Day 2 - ACIP ends universal Hep B birth dose after two days of fierce debate
As headlines warned of catastrophe, ACIP broke with 30 years of vaccine policy and decided low-risk newborns don’t need a hepatitis B shot at birth.
They did it.
In a move that breaks with three decades of U.S. vaccine policy, the CDC’s Advisory Committee on Immunisation Practices (ACIP) has voted to end the universal recommendation that all newborns receive a hepatitis B shot at birth.
After much consternation over the evidence and arguments over voting language, the committee voted 8–3 that infants born to mothers who test negative for hepatitis B should receive their first dose no earlier than two months of age, based on individual decision-making between families and their doctor.
For infants whose mothers test positive for hepatitis B, or whose hepatitis B status is unknown, the birth-dose recommendation remains in place.

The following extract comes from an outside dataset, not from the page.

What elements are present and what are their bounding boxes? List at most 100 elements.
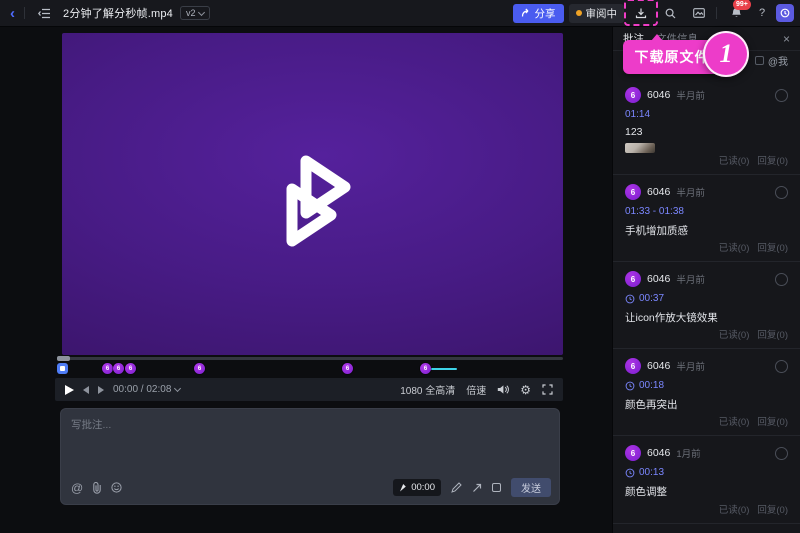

Three ACIP members — Dr Raymond Pollack, Dr Cody Meissner and Dr Joseph R. Hibbeln — opposed the change, arguing during the meeting that the new approach would increase the risk to children.
Day 2 opened with the routine roll call and conflict-of-interest disclosures. Vice chair Dr Robert Malone again presided, with the newly appointed chair, Dr Kirk Milhoan, dialling in from a hotel room in Hong Kong.